Couverture-de-De-sang-froid.jpg

 

 

 

 

 

 

 

 

 

Truman CAPOTE
De sang-froid
In Cold Blood
Ed. Random House, 1966
traduction de
Raymond Girard
Gallimard, 1966
folio, 1972
rééd. 2006




 

 

 

 

 

 

 

Une première de couverture en noir et blanc, un homme menotté que l’on aperçoit entre deux barreaux, sûrement d’une grille mais qui nous évoque des barreaux de prison, tout comme les fenêtres alignées en arrière-plan.
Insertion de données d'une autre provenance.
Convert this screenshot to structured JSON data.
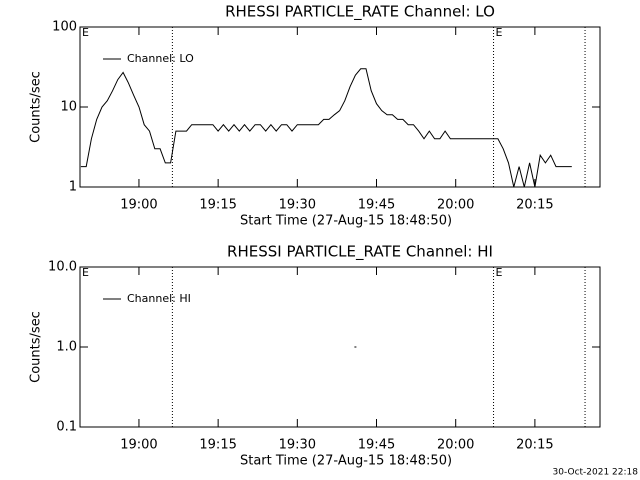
{
  "chart_data": [
    {
      "type": "line",
      "title": "RHESSI PARTICLE_RATE Channel: LO",
      "xlabel": "Start Time (27-Aug-15 18:48:50)",
      "ylabel": "Counts/sec",
      "log_y": true,
      "ylim": [
        1,
        100
      ],
      "yticks": [
        1,
        10,
        100
      ],
      "xlim": [
        "18:48:50",
        "20:27:20"
      ],
      "xticks": [
        "19:00",
        "19:15",
        "19:30",
        "19:45",
        "20:00",
        "20:15"
      ],
      "vlines": [
        "19:06:20",
        "20:07:10",
        "20:24:30"
      ],
      "annotations": [
        {
          "text": "E",
          "x": "18:48:50"
        },
        {
          "text": "E",
          "x": "20:07:10"
        }
      ],
      "legend": "upper left",
      "x": [
        "18:49",
        "18:50",
        "18:51",
        "18:52",
        "18:53",
        "18:54",
        "18:55",
        "18:56",
        "18:57",
        "18:58",
        "18:59",
        "19:00",
        "19:01",
        "19:02",
        "19:03",
        "19:04",
        "19:05",
        "19:06",
        "19:07",
        "19:08",
        "19:09",
        "19:10",
        "19:11",
        "19:12",
        "19:13",
        "19:14",
        "19:15",
        "19:16",
        "19:17",
        "19:18",
        "19:19",
        "19:20",
        "19:21",
        "19:22",
        "19:23",
        "19:24",
        "19:25",
        "19:26",
        "19:27",
        "19:28",
        "19:29",
        "19:30",
        "19:31",
        "19:32",
        "19:33",
        "19:34",
        "19:35",
        "19:36",
        "19:37",
        "19:38",
        "19:39",
        "19:40",
        "19:41",
        "19:42",
        "19:43",
        "19:44",
        "19:45",
        "19:46",
        "19:47",
        "19:48",
        "19:49",
        "19:50",
        "19:51",
        "19:52",
        "19:53",
        "19:54",
        "19:55",
        "19:56",
        "19:57",
        "19:58",
        "19:59",
        "20:00",
        "20:01",
        "20:02",
        "20:03",
        "20:04",
        "20:05",
        "20:06",
        "20:07",
        "20:08",
        "20:09",
        "20:10",
        "20:11",
        "20:12",
        "20:13",
        "20:14",
        "20:15",
        "20:16",
        "20:17",
        "20:18",
        "20:19",
        "20:20",
        "20:21",
        "20:22"
      ],
      "series": [
        {
          "name": "Channel: LO",
          "color": "#000000",
          "values": [
            1.8,
            1.8,
            4,
            7,
            10,
            12,
            16,
            22,
            27,
            20,
            14,
            10,
            6,
            5,
            3,
            3,
            2,
            2,
            5,
            5,
            5,
            6,
            6,
            6,
            6,
            6,
            5,
            6,
            5,
            6,
            5,
            6,
            5,
            6,
            6,
            5,
            6,
            5,
            6,
            6,
            5,
            6,
            6,
            6,
            6,
            6,
            7,
            7,
            8,
            9,
            12,
            18,
            25,
            30,
            30,
            16,
            11,
            9,
            8,
            8,
            7,
            7,
            6,
            6,
            5,
            4,
            5,
            4,
            4,
            5,
            4,
            4,
            4,
            4,
            4,
            4,
            4,
            4,
            4,
            4,
            3,
            2,
            1,
            1.8,
            1,
            2,
            1,
            2.5,
            2,
            2.5,
            1.8,
            1.8,
            1.8,
            1.8
          ]
        }
      ]
    },
    {
      "type": "line",
      "title": "RHESSI PARTICLE_RATE Channel: HI",
      "xlabel": "Start Time (27-Aug-15 18:48:50)",
      "ylabel": "Counts/sec",
      "log_y": true,
      "ylim": [
        0.1,
        10
      ],
      "yticks": [
        0.1,
        {
          "value": 1,
          "label": "1.0"
        },
        {
          "value": 10,
          "label": "10.0"
        }
      ],
      "xlim": [
        "18:48:50",
        "20:27:20"
      ],
      "xticks": [
        "19:00",
        "19:15",
        "19:30",
        "19:45",
        "20:00",
        "20:15"
      ],
      "vlines": [
        "19:06:20",
        "20:07:10",
        "20:24:30"
      ],
      "annotations": [
        {
          "text": "E",
          "x": "18:48:50"
        },
        {
          "text": "E",
          "x": "20:07:10"
        }
      ],
      "legend": "upper left",
      "x": [
        "19:41"
      ],
      "series": [
        {
          "name": "Channel: HI",
          "color": "#000000",
          "values": [
            1
          ]
        }
      ]
    }
  ],
  "footer": "30-Oct-2021 22:18"
}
Une quatrième de couverture qui présente un extrait du roman, bref mais significatif, et dont la dernière phrase se grave dans notre esprit : « Ils attendaient un voyageur solitaire dans une voiture convenable et avec de l’argent dans son porte-billets : un étranger à voler, étrangler et abandonner dans le désert. » Ainsi présenté d’une manière qui ne fait que rendre le titre du roman plus glaçant encore, De sang-froid de Truman Capote ne laisse personne espérer lire une jolie histoire d’amour ou un récit comique. On classe déjà ce roman dans la catégorie des thrillers, et pourtant, on est encore bien loin du compte. De sang-froid est un roman dramatique, certes, et qui débute avec rien moins qu’un quadruple meurtre lors d’une nuit apparemment comme les autres, mais ce roman n’a rien d’un thriller. Ce n’est que le récit d’un fait divers dont Truman Capote s’empare à l’aide de sa plume ; un récit dense, réaliste. Et glaçant.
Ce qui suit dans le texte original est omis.